The potential for fissures in the European position was exhibited in early
March in the wake of allegations that Moscow had floated a proposal to allow
Iran to enrich a small amount of uranium on its soil in exchange for delaying
for several years larger scale production.
According to the March 6 New York Times, European diplomats said the
proposal was "driving a wedge into what had been a relatively united front
on uranium enrichment in Iran." Germany is cautiously supportive of Russia,
they said, while France and Britain are siding with the United States.
Russia later disavowed the proposal. But the Russian case highlights another
complication in any transatlantic effort to resolve the crisis – that Western
powers do not hold all the cards.
"The West hasn't yet fully realized that the world has changed,"
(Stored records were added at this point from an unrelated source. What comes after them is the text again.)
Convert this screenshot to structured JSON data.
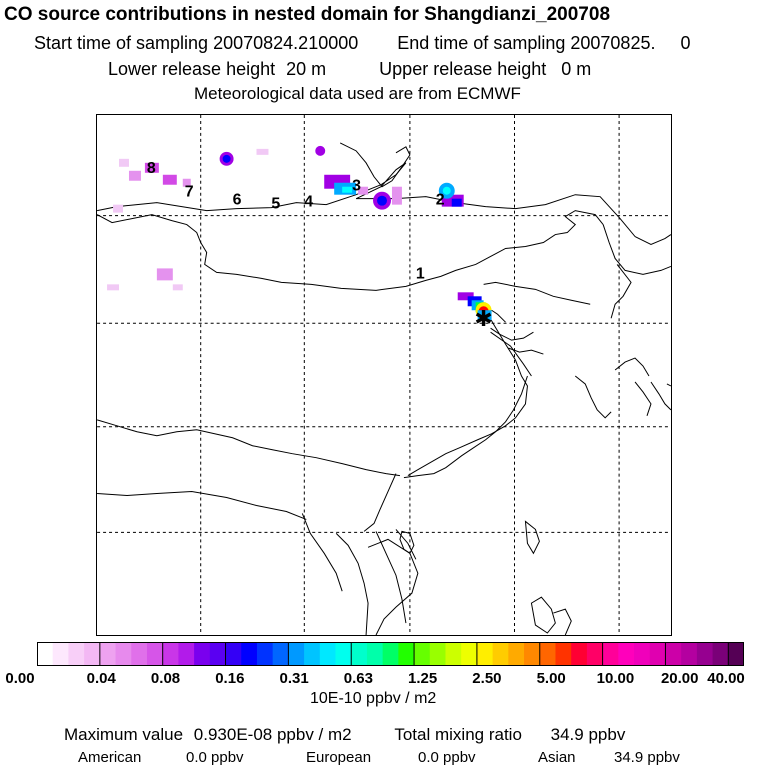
{
  "header": {
    "title": "CO  source contributions in nested domain for Shangdianzi_200708",
    "start_label": "Start time of sampling",
    "start_value": "20070824.210000",
    "end_label": "End time of sampling",
    "end_value": "20070825.     0",
    "lower_label": "Lower release height",
    "lower_value": "20 m",
    "upper_label": "Upper release height",
    "upper_value": "0 m",
    "meteo": "Meteorological data used are from ECMWF"
  },
  "map": {
    "point_labels": [
      "1",
      "2",
      "3",
      "4",
      "5",
      "6",
      "7",
      "8"
    ],
    "receptor_symbol": "✱",
    "plume_colors": {
      "faint": "#f1c9f5",
      "light": "#e492ee",
      "mid": "#d249e6",
      "violet": "#a100e4",
      "blue": "#0000ff",
      "skyblue": "#00aaff",
      "cyan": "#00ffff",
      "green": "#00ff44",
      "yellow": "#ffee00",
      "red": "#ff0000",
      "lakeblue": "#0066ff"
    }
  },
  "colorbar": {
    "colors": [
      "#ffffff",
      "#fde8fd",
      "#f8cff8",
      "#f3b8f4",
      "#eea2f0",
      "#e78aed",
      "#e070ea",
      "#d655e8",
      "#c936e8",
      "#b21bea",
      "#7a00ee",
      "#5a00f2",
      "#3400f6",
      "#0000ff",
      "#0033ff",
      "#0066ff",
      "#0099ff",
      "#00c4ff",
      "#00e8ff",
      "#00ffee",
      "#00ffcc",
      "#00ffaa",
      "#00ff66",
      "#22ff00",
      "#66ff00",
      "#99ff00",
      "#ccff00",
      "#eeff00",
      "#ffee00",
      "#ffcc00",
      "#ffaa00",
      "#ff8800",
      "#ff6600",
      "#ff3300",
      "#ff0033",
      "#ff0066",
      "#ff0099",
      "#ff00bb",
      "#f000bb",
      "#e000b0",
      "#cc00a8",
      "#b400a0",
      "#960090",
      "#7a0078",
      "#550055"
    ],
    "ticks": [
      "0.00",
      "0.04",
      "0.08",
      "0.16",
      "0.31",
      "0.63",
      "1.25",
      "2.50",
      "5.00",
      "10.00",
      "20.00",
      "40.00"
    ],
    "unit": "10E-10 ppbv / m2"
  },
  "footer": {
    "max_label": "Maximum value",
    "max_value": "0.930E-08 ppbv / m2",
    "total_label": "Total mixing ratio",
    "total_value": "34.9 ppbv",
    "sources": [
      {
        "name": "American",
        "value": "0.0 ppbv"
      },
      {
        "name": "European",
        "value": "0.0 ppbv"
      },
      {
        "name": "Asian",
        "value": "34.9 ppbv"
      }
    ]
  }
}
says Guldimann. "The economic development of Asia, rising oil prices, the
emergence of Russia as a key negotiating partner – all these things work
against the idea that we can impose an end to the enrichment program, which
is the preferred solution."
In contrast to U.S. Vice President Dick Cheney's statement that the "international
community is prepared to impose meaningful consequences," Guldimann contends
that while most countries may pay lip service to the idea that Iran should not
have an enrichment program, "when you put sanctions on the table things
will fall apart. China won't go along, nor will Russia or India, or presumably
Brincmont agrees, but says that ultimately, the nuclear power states have themselves
to blame. "As long as the great powers want to keep their bombs, smaller
powers will emerge asking for the same."